Trevi Fountain |12|

62 12 0
                                    

Tadi malam, tak ada satupun dari aku maupun Justin yang memakan dua kotak besar pizza yang pria itu beli.

Kami juga tidak banyak bicara, ah tepatnya. Aku terus diam sepanjang perjalanan pulang, kemudian tanpa basa-basi segera masuk ke kamarku setibanya di penginapan.

Justin pun tidak banyak bertanya atau bicara. Sepertinya dia cukup merasa bersalah setelah meninggalkanku lumayan lama kemarin.

Entahlah. Setelah ku pikirkan ulang. Seharusnya aku tidak marah, seharusnya juga Justin tidak perlu merasa bersalah. Ini aneh. Entah bagaimana. Kami mulai terlihat seperti sepasang kekasih yang sedang bertengkar sekarang.

Aku bergerak mengacak-acak rambutku. Ku pandangai lamat-lamat siluet tubuhku yang masih berbalut piyama selutut dan wajah polos baru bangun tidur. Gerae, aku tidak boleh seperti ini. Aku harus kembali menarik garis batas, menegaskan kalau aku dan Justin hanyalah sebatas orang asing yang tidak sengaja bertemu lalu entah bagaimana kami melakukan perjalanan bersama. Hanya itu. Tidak lebih.

Dengan cepat aku beranjak berdiri dan keluar dari kamarku. Ku tekan digit password kamar Justin lantas membukanya, ya. Kami memang sepakat untuk memberi tau password masing-masing. Justin yang meminta. Dan kurasa, hal itu cukup berguna untuk menghindari kalau-kalau terjadi situasi buruk atau mendesak. Setidaknya kami bisa saling mengakses satu sama lain.

Aku mengetuk pintu kamar Justin setelah berada di dalamnya. Tak lama kemudian, pria itu menyembul dari balik tembok, masih dengan kaos hitam polos dan celana pendek se-paha.
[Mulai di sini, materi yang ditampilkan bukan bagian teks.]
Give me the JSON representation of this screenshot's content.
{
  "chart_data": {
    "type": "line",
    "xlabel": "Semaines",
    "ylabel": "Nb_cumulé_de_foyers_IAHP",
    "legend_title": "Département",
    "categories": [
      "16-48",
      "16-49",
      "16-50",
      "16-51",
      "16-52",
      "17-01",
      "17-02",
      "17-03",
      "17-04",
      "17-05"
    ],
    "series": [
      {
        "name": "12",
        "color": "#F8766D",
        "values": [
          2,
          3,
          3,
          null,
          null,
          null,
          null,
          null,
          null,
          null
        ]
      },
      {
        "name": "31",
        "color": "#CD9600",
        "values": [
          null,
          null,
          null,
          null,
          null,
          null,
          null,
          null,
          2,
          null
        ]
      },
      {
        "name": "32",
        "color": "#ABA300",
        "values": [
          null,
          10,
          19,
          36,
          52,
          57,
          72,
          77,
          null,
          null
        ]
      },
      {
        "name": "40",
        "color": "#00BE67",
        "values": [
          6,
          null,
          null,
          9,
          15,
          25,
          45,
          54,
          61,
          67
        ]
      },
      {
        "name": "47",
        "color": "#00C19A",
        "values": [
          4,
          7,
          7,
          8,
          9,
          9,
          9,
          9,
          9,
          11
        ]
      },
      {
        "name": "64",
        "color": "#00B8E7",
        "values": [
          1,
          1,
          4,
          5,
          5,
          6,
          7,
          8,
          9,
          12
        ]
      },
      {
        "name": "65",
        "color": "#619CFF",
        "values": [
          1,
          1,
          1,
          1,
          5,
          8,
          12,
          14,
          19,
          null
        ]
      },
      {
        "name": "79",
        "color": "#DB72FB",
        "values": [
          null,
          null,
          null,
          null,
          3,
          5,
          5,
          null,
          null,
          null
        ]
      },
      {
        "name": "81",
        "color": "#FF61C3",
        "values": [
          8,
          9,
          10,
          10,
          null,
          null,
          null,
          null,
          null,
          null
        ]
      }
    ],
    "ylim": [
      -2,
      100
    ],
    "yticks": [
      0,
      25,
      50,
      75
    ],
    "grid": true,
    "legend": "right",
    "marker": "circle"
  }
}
Rambutnya acak-acakan dan wajahnya sedikit berminyak. Ku tebak dia pasti baru sekali bangun tidur.

"Kau mengetuk pintu kamar orang sesudah berada di dalamnya, eoh?" Ujarnya terheran.

Aku menggendikan bahu dan langsung berjalan menuju dapur. Pagi ini aku yang memasak. Dan sepertinya, kedepannya pun akan ku pastikan Justin tidak perlu lagi memegang urusan dapur. Bisa mati sakit perut aku jika terus menerus memakan masakannya.

Justin mengekori langkahku dan duduk di kursi pantry.

"Kau mau masak?"

"Memangnya pagi ini mau makan angin?"

Justin mendengus, "Pizza semalam ku taruh kulkas, kalau di hangatkan sepertinya masih bisa dimakan."

Aku memutar bola mata malas. "Kau saja yang makan. Aku tidak."

"Kenapa?"

"Tidak mau, malas saja."

Justin mengusap poninya dan merapikannya ke belakang. "Kau masih marah soal semalam?"

"Siapa yang marah?" Mataku refleks memicing.

"Lihat, kau mulai marah lagi."

"Aku tidak marah."

Justin berdecih, satu tangannya menopang dagu. Matanya masih memperhatikan gerak gerik ku memotong beberapa daging dan sayuran.

"Kau tidak mau tau kenapa kemarin aku pergi lama sekali?"

"Tidak."

"Serius?"

"Aku tidak tertarik."

Justin mendengus sebelum kemudian beranjak bangun dan pergi menuju nakas dekat tempat tidurnya, pria itu kembali lagi dan menyodorkan sesuatu ke arahku.

"Aku beli ini," Ucapnya. "Untukmu."

Gerakan tanganku yang sedang memotong sontak terhenti. Segera ku bilas telapakku di wastafel, sebelum kemudian membuka kotak kecil warna biru tua yang Justin sodorkan. Mataku sedikit membulat saat menemukan sebuah pena cantik di dalamnya. Ukiran di setiap sisinya sangat unik. Aku sempat terdiam beberapa saat hanya untuk memandanginya.